I think it's also a good question to ask how far we can go with pulling apart this idea of what a web browser is, or software in general for that matter. Could we stretch it out so much so that different software you can download are just different substrates on which you and agents can build?

Anyhow, back to reality. We do still need a user interface layer integrating with web sites, for example, auto completing user logins or password generation. Luckily we have the DOM which is also a substrate that can be manipulated. We basically need to add little snippets of HTML and Javascript into this environment. How we do that exactly depends on the platform we're building on, web browsers have extensions that use the Manifest v3 format, other software may have their own extension system.

Something else important that we haven't talked about is that this changes the entire life cycle of software. Software updates are a problematic part of the current vision of browser extensions, legitimate extensions can turn malicious because of automatic updates. That's a side effect of the marketplace, which can be replicated with the skills marketplace, so we have to be mindful to avoid that.

Do we actually need automatic software updates? Not sure, I'd argue that it only matters for security. I think we managed fine before we had fast internet with software we had to upgrade manually? On the other hand, maybe our economic situation doesn't allow for this anymore? Everything is constantly in flux and complexity has increased significantly.

With this setup it could be interesting to mix and match skills. We are no longer limited by what a company decides to provide. There are a lot of security details to figure out though! Another big reason that only a few very popular extensions are being installed is that this whole web ecosystem is rife with fraud and scams, AI agent skills will most likely be no different.

To play devil's advocate, the current situation of LLMs does have me worried. We're putting a lot of capabilities and information in the hands of a few huge companies. Open models do exist but they are less capable and require decent hardware or know-how to run them; besides the baked-in LLMs that is, which are not capable at all. Community-ran models would be great here, but how do we easily discover and connect to them? @chrisshank.com had the cool idea to have local libraries to host your PDS, we could do the same for agents.

We should also research how well skills perform based on the model used. Where does it leave someone if their used model doesn't do well with the used skill? Seems a bit unrealistic to expect the creators of a skill to test it with a large variety of models.
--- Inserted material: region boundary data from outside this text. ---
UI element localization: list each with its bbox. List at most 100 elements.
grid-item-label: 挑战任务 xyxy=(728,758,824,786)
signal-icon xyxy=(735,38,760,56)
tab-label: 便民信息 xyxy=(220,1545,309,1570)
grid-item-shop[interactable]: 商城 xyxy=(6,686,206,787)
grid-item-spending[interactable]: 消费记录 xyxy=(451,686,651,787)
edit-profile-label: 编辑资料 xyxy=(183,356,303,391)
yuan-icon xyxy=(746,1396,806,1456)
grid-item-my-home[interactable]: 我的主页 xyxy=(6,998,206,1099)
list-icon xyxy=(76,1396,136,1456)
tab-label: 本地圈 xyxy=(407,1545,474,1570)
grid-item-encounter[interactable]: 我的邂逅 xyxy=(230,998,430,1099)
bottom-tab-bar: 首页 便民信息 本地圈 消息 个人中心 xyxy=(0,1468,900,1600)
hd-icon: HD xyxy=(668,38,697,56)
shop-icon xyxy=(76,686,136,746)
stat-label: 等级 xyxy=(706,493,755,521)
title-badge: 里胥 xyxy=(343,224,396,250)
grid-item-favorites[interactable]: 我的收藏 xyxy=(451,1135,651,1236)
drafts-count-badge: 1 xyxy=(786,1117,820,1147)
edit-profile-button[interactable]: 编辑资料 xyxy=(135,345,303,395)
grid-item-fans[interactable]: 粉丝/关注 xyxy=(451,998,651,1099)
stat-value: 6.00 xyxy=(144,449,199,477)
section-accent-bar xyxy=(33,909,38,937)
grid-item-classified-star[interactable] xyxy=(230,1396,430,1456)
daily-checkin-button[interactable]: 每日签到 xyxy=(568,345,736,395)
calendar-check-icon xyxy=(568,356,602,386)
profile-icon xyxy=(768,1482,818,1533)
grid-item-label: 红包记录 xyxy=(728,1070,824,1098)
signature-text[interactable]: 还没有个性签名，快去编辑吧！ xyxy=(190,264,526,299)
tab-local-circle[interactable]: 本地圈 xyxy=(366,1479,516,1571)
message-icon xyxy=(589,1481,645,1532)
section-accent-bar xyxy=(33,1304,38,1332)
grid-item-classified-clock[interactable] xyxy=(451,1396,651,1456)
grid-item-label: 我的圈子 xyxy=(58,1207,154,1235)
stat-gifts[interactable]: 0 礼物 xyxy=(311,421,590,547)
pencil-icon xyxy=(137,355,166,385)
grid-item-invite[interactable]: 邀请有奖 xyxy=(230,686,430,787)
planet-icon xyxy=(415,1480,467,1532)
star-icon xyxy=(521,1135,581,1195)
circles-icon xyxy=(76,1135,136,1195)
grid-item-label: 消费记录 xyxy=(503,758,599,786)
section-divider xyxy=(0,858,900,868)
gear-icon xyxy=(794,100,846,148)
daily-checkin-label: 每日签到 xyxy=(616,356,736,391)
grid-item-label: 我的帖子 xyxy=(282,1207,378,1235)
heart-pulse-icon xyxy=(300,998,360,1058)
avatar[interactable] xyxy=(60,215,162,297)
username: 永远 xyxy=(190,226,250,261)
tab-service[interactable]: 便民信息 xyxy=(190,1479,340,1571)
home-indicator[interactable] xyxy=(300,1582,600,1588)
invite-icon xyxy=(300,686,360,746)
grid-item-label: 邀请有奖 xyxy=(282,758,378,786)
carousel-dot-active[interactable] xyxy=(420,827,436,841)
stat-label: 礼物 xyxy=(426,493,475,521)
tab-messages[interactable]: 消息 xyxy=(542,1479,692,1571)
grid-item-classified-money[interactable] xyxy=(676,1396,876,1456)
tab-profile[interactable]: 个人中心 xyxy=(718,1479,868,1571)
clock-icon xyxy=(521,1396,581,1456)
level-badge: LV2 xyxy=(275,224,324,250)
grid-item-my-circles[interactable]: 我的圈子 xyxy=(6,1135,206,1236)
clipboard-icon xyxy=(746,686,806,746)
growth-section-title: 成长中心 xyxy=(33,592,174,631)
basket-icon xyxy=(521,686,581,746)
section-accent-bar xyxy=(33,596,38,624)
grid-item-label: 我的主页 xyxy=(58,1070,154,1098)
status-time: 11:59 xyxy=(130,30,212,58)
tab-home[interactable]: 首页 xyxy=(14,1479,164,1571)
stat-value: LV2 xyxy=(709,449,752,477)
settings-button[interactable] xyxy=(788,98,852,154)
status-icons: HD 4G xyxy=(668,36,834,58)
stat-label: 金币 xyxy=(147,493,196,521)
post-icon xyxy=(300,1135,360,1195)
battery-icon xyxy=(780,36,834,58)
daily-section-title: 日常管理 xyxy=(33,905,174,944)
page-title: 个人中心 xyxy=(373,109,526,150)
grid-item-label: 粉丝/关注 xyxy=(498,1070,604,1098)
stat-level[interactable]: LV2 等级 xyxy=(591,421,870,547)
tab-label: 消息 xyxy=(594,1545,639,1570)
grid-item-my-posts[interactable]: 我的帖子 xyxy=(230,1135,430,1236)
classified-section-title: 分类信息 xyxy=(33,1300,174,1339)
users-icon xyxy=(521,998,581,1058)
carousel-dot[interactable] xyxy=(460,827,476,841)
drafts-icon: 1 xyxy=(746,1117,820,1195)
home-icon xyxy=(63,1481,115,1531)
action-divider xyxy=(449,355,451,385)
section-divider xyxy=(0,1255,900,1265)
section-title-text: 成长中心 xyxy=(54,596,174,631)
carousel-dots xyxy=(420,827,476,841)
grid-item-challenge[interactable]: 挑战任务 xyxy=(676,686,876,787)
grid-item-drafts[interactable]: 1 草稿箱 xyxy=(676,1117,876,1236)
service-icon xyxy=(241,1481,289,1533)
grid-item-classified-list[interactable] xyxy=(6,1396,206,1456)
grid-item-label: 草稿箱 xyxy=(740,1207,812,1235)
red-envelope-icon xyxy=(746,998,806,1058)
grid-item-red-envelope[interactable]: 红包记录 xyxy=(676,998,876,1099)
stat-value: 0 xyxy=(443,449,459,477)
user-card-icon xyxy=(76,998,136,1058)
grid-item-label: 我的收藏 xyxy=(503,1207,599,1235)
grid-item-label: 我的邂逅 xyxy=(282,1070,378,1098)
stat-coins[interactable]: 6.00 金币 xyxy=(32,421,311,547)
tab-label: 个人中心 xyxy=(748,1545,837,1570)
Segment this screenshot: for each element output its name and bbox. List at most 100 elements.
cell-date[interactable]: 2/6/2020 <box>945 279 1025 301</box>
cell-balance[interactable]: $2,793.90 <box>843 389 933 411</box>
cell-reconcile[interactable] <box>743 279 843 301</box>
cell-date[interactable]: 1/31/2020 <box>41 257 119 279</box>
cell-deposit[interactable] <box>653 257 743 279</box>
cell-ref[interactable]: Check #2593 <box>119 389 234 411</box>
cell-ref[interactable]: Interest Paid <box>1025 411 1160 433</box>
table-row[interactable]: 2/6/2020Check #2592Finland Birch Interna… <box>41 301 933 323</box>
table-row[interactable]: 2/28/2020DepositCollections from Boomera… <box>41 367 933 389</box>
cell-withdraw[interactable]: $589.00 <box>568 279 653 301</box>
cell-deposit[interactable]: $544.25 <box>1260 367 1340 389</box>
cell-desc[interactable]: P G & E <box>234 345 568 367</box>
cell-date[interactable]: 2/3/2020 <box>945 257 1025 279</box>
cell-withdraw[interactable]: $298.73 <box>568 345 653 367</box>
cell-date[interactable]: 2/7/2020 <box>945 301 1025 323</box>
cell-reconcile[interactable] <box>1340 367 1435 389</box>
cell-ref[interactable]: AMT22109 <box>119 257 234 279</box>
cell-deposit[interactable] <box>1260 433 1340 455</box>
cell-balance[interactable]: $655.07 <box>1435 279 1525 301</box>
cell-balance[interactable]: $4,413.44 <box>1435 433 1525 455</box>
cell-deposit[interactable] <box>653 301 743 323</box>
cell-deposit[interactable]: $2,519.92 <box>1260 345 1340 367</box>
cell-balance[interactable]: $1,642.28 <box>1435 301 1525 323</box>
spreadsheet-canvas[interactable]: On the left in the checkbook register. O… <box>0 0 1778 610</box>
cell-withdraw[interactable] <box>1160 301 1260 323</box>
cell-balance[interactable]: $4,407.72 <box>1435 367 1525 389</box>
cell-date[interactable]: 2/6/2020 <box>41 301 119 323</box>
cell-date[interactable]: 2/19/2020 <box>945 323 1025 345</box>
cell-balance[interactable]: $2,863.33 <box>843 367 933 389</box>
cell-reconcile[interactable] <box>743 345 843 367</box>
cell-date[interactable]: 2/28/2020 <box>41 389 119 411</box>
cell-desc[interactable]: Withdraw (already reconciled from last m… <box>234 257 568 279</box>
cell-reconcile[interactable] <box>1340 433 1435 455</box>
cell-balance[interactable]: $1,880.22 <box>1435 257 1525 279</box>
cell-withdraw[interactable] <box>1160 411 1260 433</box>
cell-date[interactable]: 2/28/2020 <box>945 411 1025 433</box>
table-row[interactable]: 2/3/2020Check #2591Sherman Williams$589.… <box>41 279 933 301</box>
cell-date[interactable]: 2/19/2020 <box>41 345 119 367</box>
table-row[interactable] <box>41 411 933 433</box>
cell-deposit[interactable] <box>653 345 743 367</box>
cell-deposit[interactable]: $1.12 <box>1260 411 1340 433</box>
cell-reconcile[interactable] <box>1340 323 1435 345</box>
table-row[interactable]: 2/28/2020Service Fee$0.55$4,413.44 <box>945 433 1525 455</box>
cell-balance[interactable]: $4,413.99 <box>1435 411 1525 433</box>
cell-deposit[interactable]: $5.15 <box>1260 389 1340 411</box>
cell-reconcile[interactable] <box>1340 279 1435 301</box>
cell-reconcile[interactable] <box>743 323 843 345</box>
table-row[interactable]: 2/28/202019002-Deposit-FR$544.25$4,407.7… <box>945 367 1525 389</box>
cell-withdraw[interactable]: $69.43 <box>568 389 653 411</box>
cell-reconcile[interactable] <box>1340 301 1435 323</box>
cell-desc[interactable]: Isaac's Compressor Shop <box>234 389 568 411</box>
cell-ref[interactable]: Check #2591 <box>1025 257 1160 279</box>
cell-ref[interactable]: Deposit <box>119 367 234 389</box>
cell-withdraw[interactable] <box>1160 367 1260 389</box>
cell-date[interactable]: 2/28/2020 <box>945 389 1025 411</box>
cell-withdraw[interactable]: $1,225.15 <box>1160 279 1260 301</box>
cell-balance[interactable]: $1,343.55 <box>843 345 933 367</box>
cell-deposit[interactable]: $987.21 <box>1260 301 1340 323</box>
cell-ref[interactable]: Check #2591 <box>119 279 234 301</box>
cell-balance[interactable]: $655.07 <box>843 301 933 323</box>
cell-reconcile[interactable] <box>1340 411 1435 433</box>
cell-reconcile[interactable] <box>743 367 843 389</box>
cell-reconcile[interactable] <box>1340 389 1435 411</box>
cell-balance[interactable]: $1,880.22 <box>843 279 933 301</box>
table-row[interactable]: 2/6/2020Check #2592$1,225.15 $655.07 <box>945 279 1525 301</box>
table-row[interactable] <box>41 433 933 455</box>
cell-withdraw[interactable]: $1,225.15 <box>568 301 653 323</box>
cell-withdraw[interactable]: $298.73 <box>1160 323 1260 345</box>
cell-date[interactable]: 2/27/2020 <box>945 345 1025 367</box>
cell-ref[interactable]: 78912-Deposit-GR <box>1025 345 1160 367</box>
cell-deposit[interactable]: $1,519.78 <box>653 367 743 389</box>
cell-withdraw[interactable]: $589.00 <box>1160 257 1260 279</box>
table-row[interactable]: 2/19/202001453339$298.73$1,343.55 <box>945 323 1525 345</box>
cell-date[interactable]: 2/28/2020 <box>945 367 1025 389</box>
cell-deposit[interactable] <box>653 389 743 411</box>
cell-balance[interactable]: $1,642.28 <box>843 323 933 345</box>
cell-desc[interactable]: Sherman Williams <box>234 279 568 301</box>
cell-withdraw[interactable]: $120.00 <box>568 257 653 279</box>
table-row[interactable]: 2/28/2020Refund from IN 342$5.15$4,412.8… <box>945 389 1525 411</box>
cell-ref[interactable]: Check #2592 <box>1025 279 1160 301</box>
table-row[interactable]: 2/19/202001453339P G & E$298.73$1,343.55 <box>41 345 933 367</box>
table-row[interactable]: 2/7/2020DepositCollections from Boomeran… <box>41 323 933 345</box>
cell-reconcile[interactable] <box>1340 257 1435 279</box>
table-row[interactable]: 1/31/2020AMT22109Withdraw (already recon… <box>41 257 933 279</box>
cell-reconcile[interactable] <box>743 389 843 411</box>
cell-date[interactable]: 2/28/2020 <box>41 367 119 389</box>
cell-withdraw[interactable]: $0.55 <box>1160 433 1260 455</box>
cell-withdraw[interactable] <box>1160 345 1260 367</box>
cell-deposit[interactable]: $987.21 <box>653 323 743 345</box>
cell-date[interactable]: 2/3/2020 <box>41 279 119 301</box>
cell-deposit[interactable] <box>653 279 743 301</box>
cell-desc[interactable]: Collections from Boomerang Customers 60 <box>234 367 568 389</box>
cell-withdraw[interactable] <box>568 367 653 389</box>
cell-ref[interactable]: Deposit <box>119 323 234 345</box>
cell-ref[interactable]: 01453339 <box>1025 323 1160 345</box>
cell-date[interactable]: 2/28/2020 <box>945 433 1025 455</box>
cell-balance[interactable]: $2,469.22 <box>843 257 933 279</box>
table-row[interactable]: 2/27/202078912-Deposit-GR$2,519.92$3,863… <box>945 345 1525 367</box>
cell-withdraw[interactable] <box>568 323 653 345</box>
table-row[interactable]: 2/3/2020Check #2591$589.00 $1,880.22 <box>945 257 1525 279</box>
I think this is relatable to what we're currently seeing with software. Yes, agents can generate software from scratch, but not software which is of high quality. How do we bridge that gap? We provide building blocks for the agents so that they have less details to figure out. Keep in mind that there's a balance here that needs to be struck, a balance between ability to customise and complexity. Increasing the ability to customise lowers the size of the building block, but increases the amount of blocks, thus increasing the complexity of the system. When the complexity of the system increases we need a bigger context, a more capable model.

Building blocks can be swapped out, just like skills can be swapped out. What all this does have in common is the data. The data should be the starting point.

Several projects in the U&A community are exploring parts of what we discussed here:

  • Darc: Sandboxing, strict permissions, give agents access to the website you're visiting.

  • Peek: Data overlay, extract all kinds of data from websites and extensions and have it synced.

  • Coven: Distributed AI models (split large models across various devices).

  • Tiles: Local & secure AI agent communication.

  • Syke: Shared memory between AI agents.

  • Diffuse: Malleable software substrate and building blocks to build software.